I am getting this warning when I am trying to create saliency visualizations.
RuntimeError Traceback (most recent call last)
<ipython-input-36-6f13b9abef1d> in <module>()
8 fig, axes = plt.subplots(1, 2)
9 # Generate visualization
---> 10 visualize = visualize_saliency(saved_model, layer_index, filter_indices=input_class, seed_input=input_image)

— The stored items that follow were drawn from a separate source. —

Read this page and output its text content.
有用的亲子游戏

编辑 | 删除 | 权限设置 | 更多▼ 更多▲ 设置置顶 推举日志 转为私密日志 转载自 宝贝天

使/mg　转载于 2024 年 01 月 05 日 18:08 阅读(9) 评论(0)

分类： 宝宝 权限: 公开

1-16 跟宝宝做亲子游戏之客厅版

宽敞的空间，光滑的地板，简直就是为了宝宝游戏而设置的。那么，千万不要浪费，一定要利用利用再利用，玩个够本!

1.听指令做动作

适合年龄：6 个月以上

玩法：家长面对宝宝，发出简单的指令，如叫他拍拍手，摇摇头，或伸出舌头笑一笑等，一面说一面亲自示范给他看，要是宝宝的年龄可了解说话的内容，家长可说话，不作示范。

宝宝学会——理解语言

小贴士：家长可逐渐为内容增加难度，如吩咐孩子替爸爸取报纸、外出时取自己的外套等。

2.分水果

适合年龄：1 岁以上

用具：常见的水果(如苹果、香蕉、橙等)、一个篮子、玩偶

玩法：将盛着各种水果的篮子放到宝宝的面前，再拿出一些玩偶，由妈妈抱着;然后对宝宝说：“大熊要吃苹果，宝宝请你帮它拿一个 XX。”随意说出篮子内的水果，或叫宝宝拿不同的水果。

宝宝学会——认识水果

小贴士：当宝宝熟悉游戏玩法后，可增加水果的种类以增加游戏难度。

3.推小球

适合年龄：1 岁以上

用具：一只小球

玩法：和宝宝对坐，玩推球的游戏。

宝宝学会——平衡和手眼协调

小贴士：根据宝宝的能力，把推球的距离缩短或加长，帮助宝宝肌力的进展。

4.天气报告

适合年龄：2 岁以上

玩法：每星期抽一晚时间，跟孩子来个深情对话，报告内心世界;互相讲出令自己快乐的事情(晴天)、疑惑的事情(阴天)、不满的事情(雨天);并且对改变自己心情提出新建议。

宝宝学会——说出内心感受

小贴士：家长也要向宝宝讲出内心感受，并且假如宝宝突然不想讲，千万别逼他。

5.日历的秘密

11 axes[0].imshow(input_image[..., 0])
12 axes[0].set_title('Original image')
tf.gradients is not supported when eager execution is enabled. Use tf.GradientTape instead.
This is my code
layer_index = utils.find_layer_idx(saved_model, 'dense_2')
saved_model.layers[layer_index].activation = activations.linear
saved_model = utils.apply_modifications(saved_model)
indices_to_visualize = [ 0, 12, 38, 83, 112, 74, 190 ]
# Visualize
for index_to_visualize in indices_to_visualize:
# Get input
input_image = X_test[index_to_visualize]
input_class = np.argmax(y_test[index_to_visualize])
# Matplotlib preparations
fig, axes = plt.subplots(1, 2)
# Generate visualization
visualize = visualize_saliency(saved_model, layer_index, filter_indices=input_class, seed_input=input_image)
axes[0].imshow(input_image[..., 0])
axes[0].set_title('Original image')
axes[1].imshow(visualize)
axes[1].set_title('Saliency map')
fig.suptitle(f'MNIST target = {input_class}')
plt.show()
I have tried looking at other similar errors online but I dont understand how those solutions can be implemented in my code. How exactly am I supposed to use tf.GradientTape on my saliency visualization function. I havent come across anyone having the same error for saliency visualization.